No matter what type of treatment a patient is undergoing for cancer, it’s hard to anticipate or completely prepare for a host of brand new needs, from nourishing food that’s also palatable to comfy clothing for a host of brand new physical challenges. Friends and family offering emotional support and thoughtful gifts can really take some of the emotional and financial burden from the shoulders of a loved one facing an incredibly fraught set of circumstances.
However, for those who have never had cancer before, it can be difficult to know exactly what someone undergoing cancer treatment needs, and dealing with the stress of unwanted clutter is, unfortunately, sometimes an unintended side effect of all those well wishes. But there are so many things most cancer patients need and even gifts they’ll cherish. The trick is listening and even flat-out asking what would make a friend or family member’s life easier. Here are a few suggestions from a cancer survivor:
1. Comfy Pajamas
No matter what kind of treatment a cancer patient is receiving, it’s exhausting. Especially for people who are used to being on the move, the appropriate attire for a much slower pace requires nearly a whole new wardrobe. Ask your loved one what type of pajamas they prefer after any major surgeries. I mistakenly bought a drawer full of cute nighties, only to realize after my double mastectomy that my drains meant I really should have invested in soft, cotton button-downs, like this PajamaGram set.
2. Specially-Made Loungewear
Speaking of drains, there are several companies that make products specifically designed to not only keep drains out of sight, but also keep them from tangling or snagging. It’s My Secret makes a line of long- and short-sleeved hoodies to help drains stay comfortably hidden while providing just the right amount of coziness.
3. A Super Soft Denim Button-Down
During chemotherapy, especially for those with ports, a comfortable, button-down shirt with easily rolled up sleeves for easy access to veins or ports is essential for those long (honestly pretty awful) days spent receiving treatment. A super-soft denim button-down is a perfect, gender-neutral top that’s easy and comfortable. This is a guy’s version from Madewell, but it would look (and more importantly, feel) great for anyone.

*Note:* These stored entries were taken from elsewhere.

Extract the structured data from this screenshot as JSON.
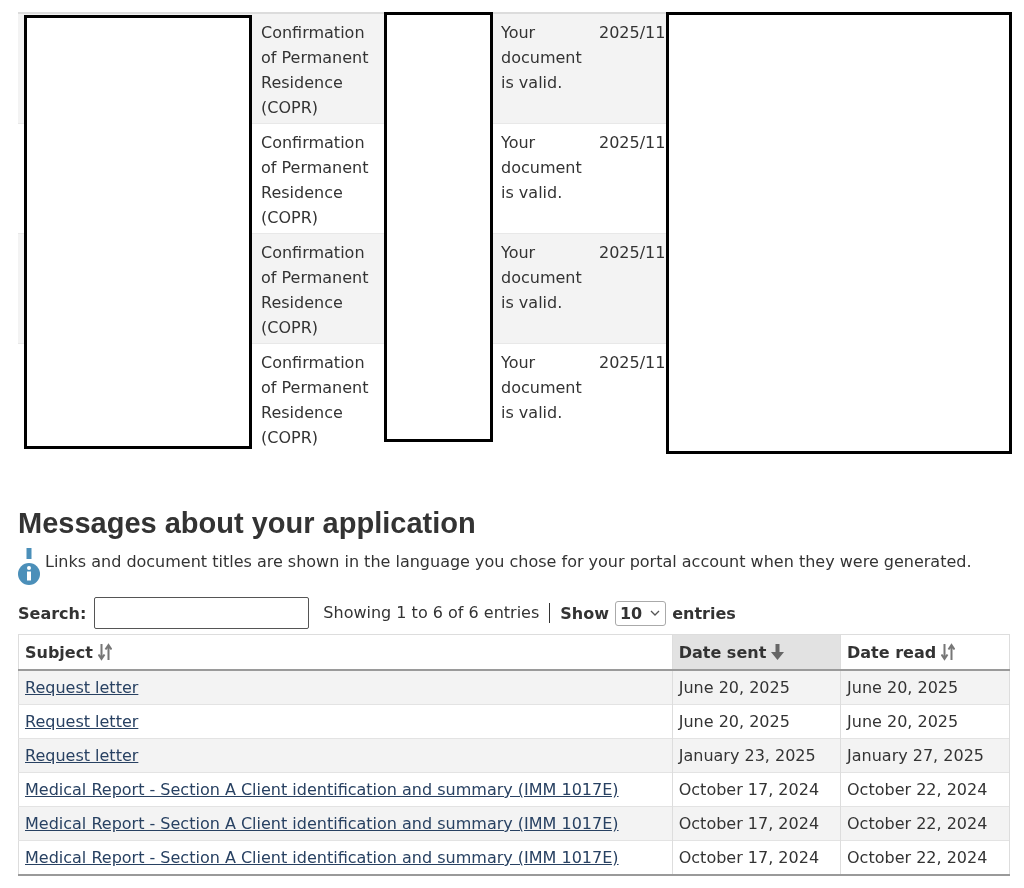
{
  "documents_table": {
    "rows": [
      {
        "column_2": "Confirmation of Permanent Residence (COPR)",
        "column_4": "Your document is valid.",
        "column_5": "2025/11"
      },
      {
        "column_2": "Confirmation of Permanent Residence (COPR)",
        "column_4": "Your document is valid.",
        "column_5": "2025/11"
      },
      {
        "column_2": "Confirmation of Permanent Residence (COPR)",
        "column_4": "Your document is valid.",
        "column_5": "2025/11"
      },
      {
        "column_2": "Confirmation of Permanent Residence (COPR)",
        "column_4": "Your document is valid.",
        "column_5": "2025/11"
      }
    ]
  },
  "messages": {
    "heading": "Messages about your application",
    "note": "Links and document titles are shown in the language you chose for your portal account when they were generated.",
    "search": {
      "label": "Search:"
    },
    "info": "Showing 1 to 6 of 6 entries",
    "page_size": {
      "prefix": "Show",
      "value": "10",
      "suffix": "entries"
    },
    "table": {
      "columns": [
        {
          "label": "Subject",
          "selected": false
        },
        {
          "label": "Date sent",
          "selected": true
        },
        {
          "label": "Date read",
          "selected": false
        }
      ],
      "rows": [
        {
          "subject": "Request letter",
          "date_sent": "June 20, 2025",
          "date_read": "June 20, 2025"
        },
        {
          "subject": "Request letter",
          "date_sent": "June 20, 2025",
          "date_read": "June 20, 2025"
        },
        {
          "subject": "Request letter",
          "date_sent": "January 23, 2025",
          "date_read": "January 27, 2025"
        },
        {
          "subject": "Medical Report - Section A Client identification and summary (IMM 1017E)",
          "date_sent": "October 17, 2024",
          "date_read": "October 22, 2024"
        },
        {
          "subject": "Medical Report - Section A Client identification and summary (IMM 1017E)",
          "date_sent": "October 17, 2024",
          "date_read": "October 22, 2024"
        },
        {
          "subject": "Medical Report - Section A Client identification and summary (IMM 1017E)",
          "date_sent": "October 17, 2024",
          "date_read": "October 22, 2024"
        }
      ]
    }
  }
}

4. A Food Delivery Subscription
The instinct to make a friend a homemade treat following a surgery is an incredibly kind one. But for those undergoing chemotherapy and radiation, tastes change… drastically. Even if your aunt or co-worker usually loves your apple crumble, it could quite literally make them sick while undergoing treatment for a variety of reasons that have nothing to do with its quality. Asking a loved one to pick a subscription box they might enjoy, like Smoothie Box, or even sending a gift certificate to a delivery service like Postmates is a wonderful way to let them know you care without buying food that might go uneaten.

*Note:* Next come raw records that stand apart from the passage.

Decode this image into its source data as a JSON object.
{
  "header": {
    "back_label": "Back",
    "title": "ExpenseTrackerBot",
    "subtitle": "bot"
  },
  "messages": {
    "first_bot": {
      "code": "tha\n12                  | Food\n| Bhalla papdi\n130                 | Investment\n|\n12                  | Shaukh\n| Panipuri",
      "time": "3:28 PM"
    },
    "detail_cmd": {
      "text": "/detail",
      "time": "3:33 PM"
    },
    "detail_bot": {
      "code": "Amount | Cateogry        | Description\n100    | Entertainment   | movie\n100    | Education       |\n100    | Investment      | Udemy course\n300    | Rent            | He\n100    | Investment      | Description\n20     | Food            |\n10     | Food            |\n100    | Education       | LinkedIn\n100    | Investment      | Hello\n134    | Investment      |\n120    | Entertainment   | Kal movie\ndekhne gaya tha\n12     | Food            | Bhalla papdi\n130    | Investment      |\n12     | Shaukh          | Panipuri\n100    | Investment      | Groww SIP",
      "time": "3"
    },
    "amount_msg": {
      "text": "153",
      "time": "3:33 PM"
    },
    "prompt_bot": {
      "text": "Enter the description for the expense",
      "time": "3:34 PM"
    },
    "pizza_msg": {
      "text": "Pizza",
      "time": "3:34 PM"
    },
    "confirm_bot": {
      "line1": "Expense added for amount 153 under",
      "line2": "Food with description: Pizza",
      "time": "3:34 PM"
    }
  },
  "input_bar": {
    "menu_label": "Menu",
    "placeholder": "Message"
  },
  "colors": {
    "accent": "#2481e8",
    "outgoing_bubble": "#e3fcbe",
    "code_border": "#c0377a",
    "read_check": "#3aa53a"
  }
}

5. Luxury Hair (Or Scalp) Products
While it can be tempting to buy a cancer patient bath products for some good relaxing-in-the-tub time, if they’re having a more extensive surgery, it honestly might be quite a while before they’re mobile enough for a good tub soak. But a great dry shampoo (for those who aren’t experiencing hair loss from chemotherapy) is a truly wonderful gift. Drugstore dry shampoos are harsh and sometimes cause damage, but pricier brands from stores like Sephora aren’t overly scented and make hair look fresh without causing brittle dryness. Sachajuan is a favorite for its light scent and gentle-yet-effective formula.

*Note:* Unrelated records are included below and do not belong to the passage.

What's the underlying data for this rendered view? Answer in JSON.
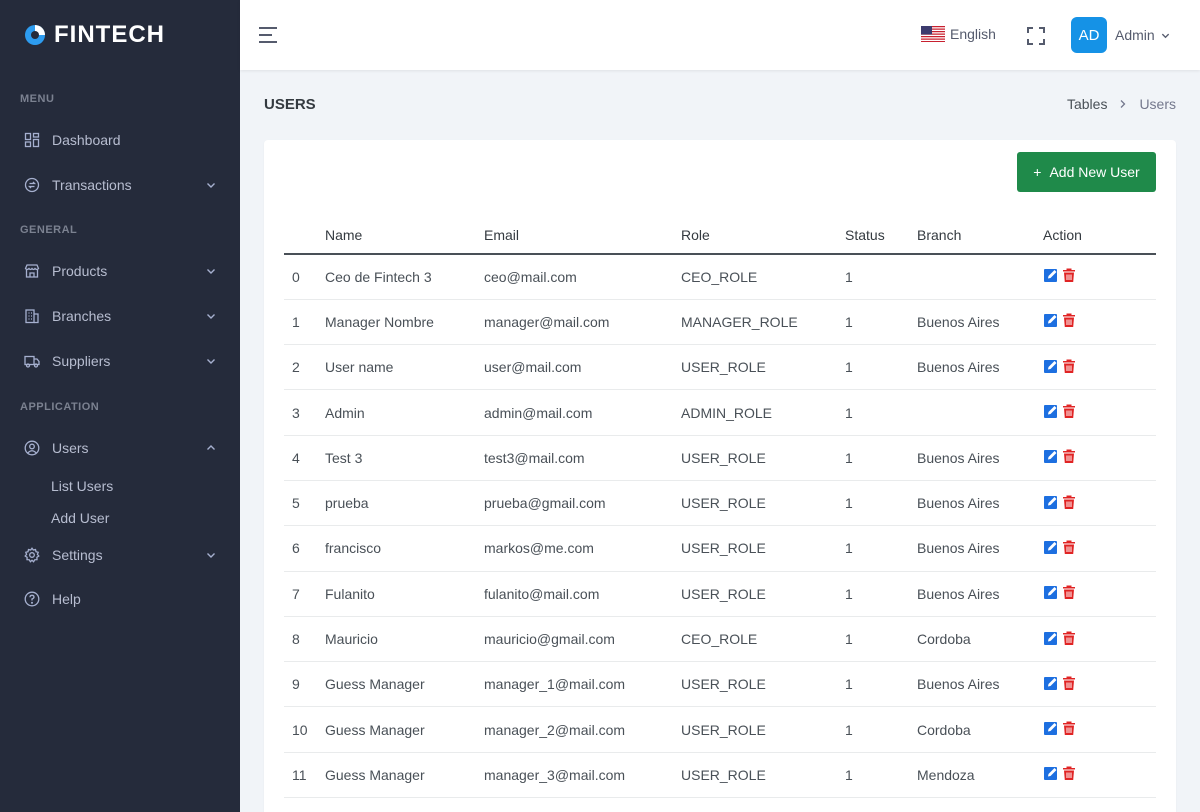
{
  "brand": {
    "name": "FINTECH"
  },
  "colors": {
    "sidebar_bg": "#252b3b",
    "accent_blue": "#1592e6",
    "add_button": "#1f8a4a",
    "delete_red": "#e02424"
  },
  "sidebar": {
    "sections": [
      {
        "title": "MENU",
        "items": [
          {
            "label": "Dashboard",
            "icon": "dashboard-icon",
            "has_arrow": false
          },
          {
            "label": "Transactions",
            "icon": "transactions-icon",
            "has_arrow": true
          }
        ]
      },
      {
        "title": "GENERAL",
        "items": [
          {
            "label": "Products",
            "icon": "store-icon",
            "has_arrow": true
          },
          {
            "label": "Branches",
            "icon": "building-icon",
            "has_arrow": true
          },
          {
            "label": "Suppliers",
            "icon": "truck-icon",
            "has_arrow": true
          }
        ]
      },
      {
        "title": "APPLICATION",
        "items": [
          {
            "label": "Users",
            "icon": "user-icon",
            "has_arrow": true,
            "expanded": true
          },
          {
            "label": "Settings",
            "icon": "gear-icon",
            "has_arrow": true
          },
          {
            "label": "Help",
            "icon": "help-icon",
            "has_arrow": false
          }
        ]
      }
    ],
    "users_submenu": [
      "List Users",
      "Add User"
    ]
  },
  "header": {
    "language": "English",
    "avatar_initials": "AD",
    "user_name": "Admin"
  },
  "page": {
    "title": "USERS",
    "breadcrumb": [
      "Tables",
      "Users"
    ],
    "add_button": "Add New User"
  },
  "table": {
    "columns": [
      "",
      "Name",
      "Email",
      "Role",
      "Status",
      "Branch",
      "Action"
    ],
    "rows": [
      {
        "id": "0",
        "name": "Ceo de Fintech 3",
        "email": "ceo@mail.com",
        "role": "CEO_ROLE",
        "status": "1",
        "branch": ""
      },
      {
        "id": "1",
        "name": "Manager Nombre",
        "email": "manager@mail.com",
        "role": "MANAGER_ROLE",
        "status": "1",
        "branch": "Buenos Aires"
      },
      {
        "id": "2",
        "name": "User name",
        "email": "user@mail.com",
        "role": "USER_ROLE",
        "status": "1",
        "branch": "Buenos Aires"
      },
      {
        "id": "3",
        "name": "Admin",
        "email": "admin@mail.com",
        "role": "ADMIN_ROLE",
        "status": "1",
        "branch": ""
      },
      {
        "id": "4",
        "name": "Test 3",
        "email": "test3@mail.com",
        "role": "USER_ROLE",
        "status": "1",
        "branch": "Buenos Aires"
      },
      {
        "id": "5",
        "name": "prueba",
        "email": "prueba@gmail.com",
        "role": "USER_ROLE",
        "status": "1",
        "branch": "Buenos Aires"
      },
      {
        "id": "6",
        "name": "francisco",
        "email": "markos@me.com",
        "role": "USER_ROLE",
        "status": "1",
        "branch": "Buenos Aires"
      },
      {
        "id": "7",
        "name": "Fulanito",
        "email": "fulanito@mail.com",
        "role": "USER_ROLE",
        "status": "1",
        "branch": "Buenos Aires"
      },
      {
        "id": "8",
        "name": "Mauricio",
        "email": "mauricio@gmail.com",
        "role": "CEO_ROLE",
        "status": "1",
        "branch": "Cordoba"
      },
      {
        "id": "9",
        "name": "Guess Manager",
        "email": "manager_1@mail.com",
        "role": "USER_ROLE",
        "status": "1",
        "branch": "Buenos Aires"
      },
      {
        "id": "10",
        "name": "Guess Manager",
        "email": "manager_2@mail.com",
        "role": "USER_ROLE",
        "status": "1",
        "branch": "Cordoba"
      },
      {
        "id": "11",
        "name": "Guess Manager",
        "email": "manager_3@mail.com",
        "role": "USER_ROLE",
        "status": "1",
        "branch": "Mendoza"
      }
    ]
  }
}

And for those experiencing hair loss as a side effect of chemotherapy, a scalp exfoliant can be incredibly soothing. No one really explains that all that hair doesn’t just go gently—the hair loss is painful, itchy, and flaky. Keratese’s Relaxing Scrub for dry scalp feels refreshing but not irritating on an itchy, flaky scalp, but be sure to ask about skin allergies before making the purchase (or just get a gift receipt).
6. Cashmere Beanie
For those who have never experienced it, the sensation of being bald is not only strange, it’s downright chilly. Not only does cashmere feel lovely against a sensitive scalp, this Patagonia recycled cashmere-and-wool beanie is also nice and cozy.